Another source of misinformation is historical data about weapons and their function. You may find a lot of stories about how AR-15s are unreliable or jammed often, even though modern AR-15s are among the most reliable of weapon platforms. These stories last for decades and pass through generations.
Instead of believing everything you hear, look for government test data, and other real-world testing information. You can find that on websites, YouTube, or other sources. If something doesn’t “sound right” to you, the best thing you can do is double-check it.
While some of the folklore you’ll hear is not correct, a lot of it will be. There are reasons why certain companies and brands develop reputations among gun owners. Don’t be afraid to ask about the gun you’re thinking of buying before you do so.
6. Get Advice
Despite the wealth of misinformation about guns and ammo, the best sources of information you will have near you are others who own guns. They can tell you from their own experience what works and what doesn’t. Use this to your advantage when you are going out to buy your first gun.

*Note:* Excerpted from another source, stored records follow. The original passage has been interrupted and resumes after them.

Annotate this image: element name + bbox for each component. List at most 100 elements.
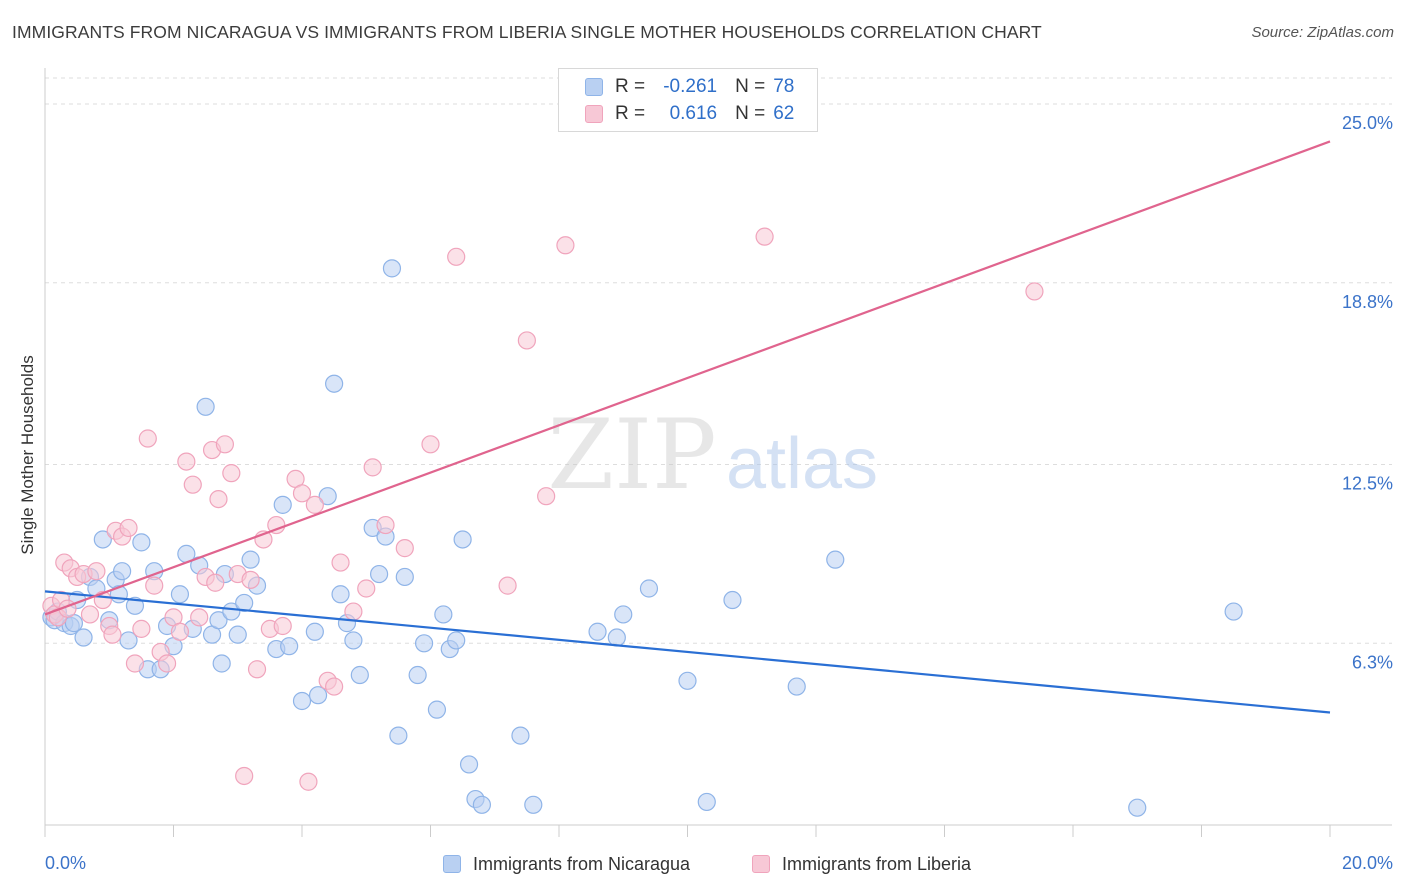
bottom-legend-swatch-liberia (752, 855, 770, 873)
liberia-trend-line (44, 140, 1331, 616)
y-tick-label: 18.8% (1342, 292, 1393, 312)
nicaragua-trend-line (44, 590, 1331, 714)
liberia-point (103, 625, 122, 644)
nicaragua-point (196, 397, 215, 416)
watermark-atlas: atlas (726, 424, 878, 504)
x-tick-label: 0.0% (45, 853, 86, 873)
liberia-point (206, 573, 225, 592)
nicaragua-point (723, 590, 742, 610)
legend-r-value: -0.261 (663, 76, 718, 97)
x-tick-label: 20.0% (1342, 853, 1393, 873)
nicaragua-point (453, 530, 472, 549)
liberia-point (157, 654, 177, 673)
liberia-point (556, 236, 575, 255)
nicaragua-point (678, 671, 697, 690)
nicaragua-point (305, 622, 324, 641)
liberia-point (498, 576, 517, 595)
liberia-point (517, 331, 536, 350)
legend-r-label: R = (615, 76, 646, 97)
legend-row-liberia: R = 0.616 N = 62 (585, 102, 794, 126)
nicaragua-point (235, 593, 254, 613)
liberia-point (222, 464, 241, 483)
nicaragua-point (325, 374, 344, 393)
bottom-legend-label-nicaragua: Immigrants from Nicaragua (473, 853, 691, 874)
liberia-point (325, 677, 344, 696)
liberia-point (235, 766, 254, 786)
y-tick-label: 6.3% (1352, 652, 1393, 672)
liberia-point (447, 247, 466, 266)
liberia-point (273, 616, 292, 636)
liberia-point (305, 495, 324, 514)
watermark-zip: ZIP (547, 399, 716, 511)
nicaragua-point (826, 550, 845, 569)
nicaragua-point (228, 625, 247, 644)
legend-r-label: R = (615, 103, 646, 124)
nicaragua-point (395, 567, 414, 587)
nicaragua-point (607, 628, 626, 647)
nicaragua-point (427, 700, 447, 719)
nicaragua-point (382, 259, 402, 278)
legend-n-label: N = (735, 103, 766, 124)
liberia-point (344, 602, 363, 621)
source-label: Source: ZipAtlas.com (1251, 24, 1394, 41)
liberia-point (145, 576, 164, 595)
liberia-point (363, 458, 382, 477)
liberia-point (87, 562, 106, 581)
correlation-legend: R = -0.261 N = 78 R = 0.616 N = 62 (558, 68, 818, 132)
nicaragua-point (370, 564, 389, 584)
nicaragua-point (119, 631, 138, 650)
nicaragua-point (112, 562, 132, 581)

Choosing a gun isn’t something you should hurry, and you may find reliable information that isn’t correct for your area. If you live in the country, for instance, it may be hard to get 7mm rifle ammunition, whereas someone in a more populated area won’t have that trouble. These small specifics can cost or save you a lot of money.
If you decide that you don’t want a new gun, and go with an older, used model then make sure to seek out advice. Used guns can be great deals, but they can also be a problem for those without the experience to deal with issues. Ask someone you trust about brands and models, if a deal is too good to be true, it probably is.
Gun culture in the United States is full of some of the best, most helpful, and friendly people you will meet. Many will go the extra mile to help you get the best deal you can. If gun owners share one thing, it is strong opinions and willingness to give advice.
7. Gun Options
There are two schools of thought when it comes to gun options. One school says that you shouldn’t avoid having gun accessories and new furniture, and the other says a brand new gun owner should avoid it. There are good reasons for both points of view, but only you can decide what works for you.
If you’re willing to be adventurous you can find options that aren’t out there for others. Cheaper ways of putting together your first gun, by buying components separately for instance. A great place to start would be to purchase a pre build AR-15 complete upper.
Putting together your own rifle can save you a ton of money and provide you with a superior product. If this isn’t something you’re comfortable with, ask around with your gun-owning friends, they may be able to help save you money. Most people who own guns will be more than happy to help a new gun owner get into the culture.
Buying a Gun
When it comes down to it, the reason you are buying a gun will have the single largest effect on what you choose to get. Be mindful of the differences between calibers, their ability to penetrate targets, and the cost of training with the gun of your choice. You don’t want to end up with a beautiful gun that is too expensive to shoot.